25/06/2025
GPS: The Technology That Rewired the World
How It All Started
GPS, or Global Positioning System, was born out of military necessity.
During the Cold War, the U.S. Department of Defense needed a way to guide nuclear submarines and missiles with extreme precision. The breakthrough came when scientists noticed that radio signals from satellites could be used to triangulate positions on Earth. By the 1970s, the U.S. launched NAVSTAR, the first satellite-based navigation system; a constellation of satellites orbiting the planet, providing location data to military units anywhere on Earth.
The Turning Point
In 1983, a tragic incident changed everything. A Korean Air flight strayed off course and was shot down after entering Soviet airspace. In response, U.S. President Ronald Reagan ordered GPS to be made available for civilian use. A moment that would redefine mobility forever.
How It Changed the World
Once declassified, GPS quietly revolutionized the planet:
Navigation Made Easy: From Google Maps to Uber, GPS powers nearly every location-based service. Lost? Just pull out your phone.
Logistics Revolution: Shipping routes, airline flights, supply chains. All became faster, more efficient, and more reliable.

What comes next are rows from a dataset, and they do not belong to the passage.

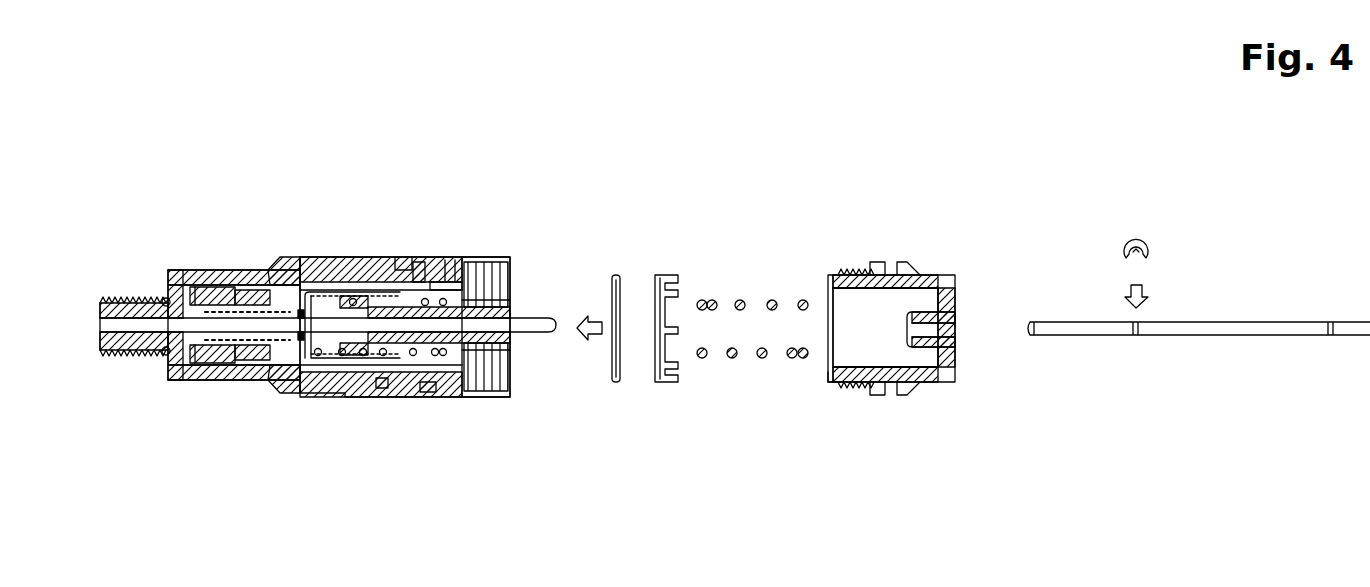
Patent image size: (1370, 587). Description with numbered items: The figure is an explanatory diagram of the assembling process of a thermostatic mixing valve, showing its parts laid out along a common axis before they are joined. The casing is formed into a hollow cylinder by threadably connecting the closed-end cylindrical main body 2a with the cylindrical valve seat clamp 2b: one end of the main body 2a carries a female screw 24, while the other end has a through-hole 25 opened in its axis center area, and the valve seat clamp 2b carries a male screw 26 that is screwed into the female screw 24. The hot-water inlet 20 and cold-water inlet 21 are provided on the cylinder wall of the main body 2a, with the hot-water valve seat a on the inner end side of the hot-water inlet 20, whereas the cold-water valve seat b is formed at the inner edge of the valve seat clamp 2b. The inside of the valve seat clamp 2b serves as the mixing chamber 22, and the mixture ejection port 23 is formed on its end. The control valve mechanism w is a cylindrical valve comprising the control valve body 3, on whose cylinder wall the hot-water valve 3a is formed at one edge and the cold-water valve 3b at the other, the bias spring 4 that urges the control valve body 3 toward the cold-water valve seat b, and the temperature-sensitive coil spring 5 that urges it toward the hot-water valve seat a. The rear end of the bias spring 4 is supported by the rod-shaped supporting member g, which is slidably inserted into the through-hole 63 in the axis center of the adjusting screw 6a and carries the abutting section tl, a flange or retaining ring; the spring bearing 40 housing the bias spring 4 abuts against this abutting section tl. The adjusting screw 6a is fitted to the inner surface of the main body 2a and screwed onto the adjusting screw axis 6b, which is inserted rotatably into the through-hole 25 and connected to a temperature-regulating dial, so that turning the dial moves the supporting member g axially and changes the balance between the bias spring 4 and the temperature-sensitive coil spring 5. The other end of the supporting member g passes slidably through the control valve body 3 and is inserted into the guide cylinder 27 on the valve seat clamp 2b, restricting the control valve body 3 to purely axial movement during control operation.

The main body 2a is at (191, 382).
The valve seat clamp 2b is at (933, 268).
The control valve body 3 is at (421, 258).
The hot-water valve 3a is at (398, 258).
The cold-water valve 3b is at (463, 262).
The bias spring 4 is at (352, 294).
The temperature-sensitive coil spring 5 is at (741, 300).
The adjusting screw 6a is at (275, 360).
The adjusting screw axis 6b is at (239, 352).
The hot-water inlet 20 is at (417, 270).
The cold-water inlet 21 is at (456, 262).
The mixing chamber 22 is at (878, 332).
The mixture ejection port 23 is at (986, 274).
The female screw 24 is at (510, 278).
The through-hole 25 is at (183, 269).
The male screw 26 is at (851, 272).
The guide cylinder 27 is at (942, 343).
The spring bearing 40 is at (339, 358).
The through-hole 63 is at (272, 272).
The hot-water valve seat a is at (387, 392).
The cold-water valve seat b is at (828, 374).
The supporting member g is at (325, 325).
The abutting section tl is at (304, 312).
The control valve mechanism w is at (428, 394).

Agriculture & Infrastructure: Farmers use GPS-guided tractors for precision planting. Engineers use it to build roads and bridges with millimetre-level accuracy.

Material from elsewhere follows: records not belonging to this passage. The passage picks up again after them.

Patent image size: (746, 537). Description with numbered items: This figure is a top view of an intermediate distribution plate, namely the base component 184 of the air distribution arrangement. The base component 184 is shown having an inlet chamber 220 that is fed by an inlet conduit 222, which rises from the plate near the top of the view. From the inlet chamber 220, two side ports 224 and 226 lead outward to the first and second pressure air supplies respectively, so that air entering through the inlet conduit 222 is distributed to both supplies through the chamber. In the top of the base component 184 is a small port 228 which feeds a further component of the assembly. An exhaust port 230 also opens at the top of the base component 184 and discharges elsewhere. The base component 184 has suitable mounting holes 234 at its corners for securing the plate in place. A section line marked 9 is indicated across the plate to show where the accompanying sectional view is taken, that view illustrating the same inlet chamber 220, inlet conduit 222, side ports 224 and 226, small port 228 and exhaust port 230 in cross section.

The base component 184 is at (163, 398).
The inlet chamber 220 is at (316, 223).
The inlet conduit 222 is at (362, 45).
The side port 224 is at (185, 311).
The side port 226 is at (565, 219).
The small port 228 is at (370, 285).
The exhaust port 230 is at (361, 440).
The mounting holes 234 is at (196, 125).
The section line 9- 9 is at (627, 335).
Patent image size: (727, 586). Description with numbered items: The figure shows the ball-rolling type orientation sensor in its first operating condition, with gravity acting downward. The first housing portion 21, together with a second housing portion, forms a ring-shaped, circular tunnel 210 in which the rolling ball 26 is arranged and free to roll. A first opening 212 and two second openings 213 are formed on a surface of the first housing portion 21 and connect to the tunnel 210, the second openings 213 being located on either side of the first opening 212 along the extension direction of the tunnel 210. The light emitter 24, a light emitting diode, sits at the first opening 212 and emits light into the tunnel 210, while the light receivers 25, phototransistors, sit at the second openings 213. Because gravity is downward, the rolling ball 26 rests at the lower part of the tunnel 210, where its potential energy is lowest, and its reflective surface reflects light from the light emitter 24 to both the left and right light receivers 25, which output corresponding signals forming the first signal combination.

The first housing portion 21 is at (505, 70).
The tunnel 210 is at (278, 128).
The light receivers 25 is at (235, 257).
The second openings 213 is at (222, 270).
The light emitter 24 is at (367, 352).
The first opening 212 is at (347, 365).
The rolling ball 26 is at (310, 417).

Search & Rescue: Emergency response teams locate people in disasters or remote areas, often within minutes.
Science & Climate: GPS helps track earthquakes, tectonic shifts, and even rising sea levels.
GPS didn’t just make maps digital, it made the physical world programmable.
The Impact? Invisible but Massive.
GPS is the invisible layer beneath our lives. It powers industries, keeps us connected, and helps us move, whether we’re hiking a mountain or ordering dinner.
What started as a Cold War project is now the foundation of the modern world.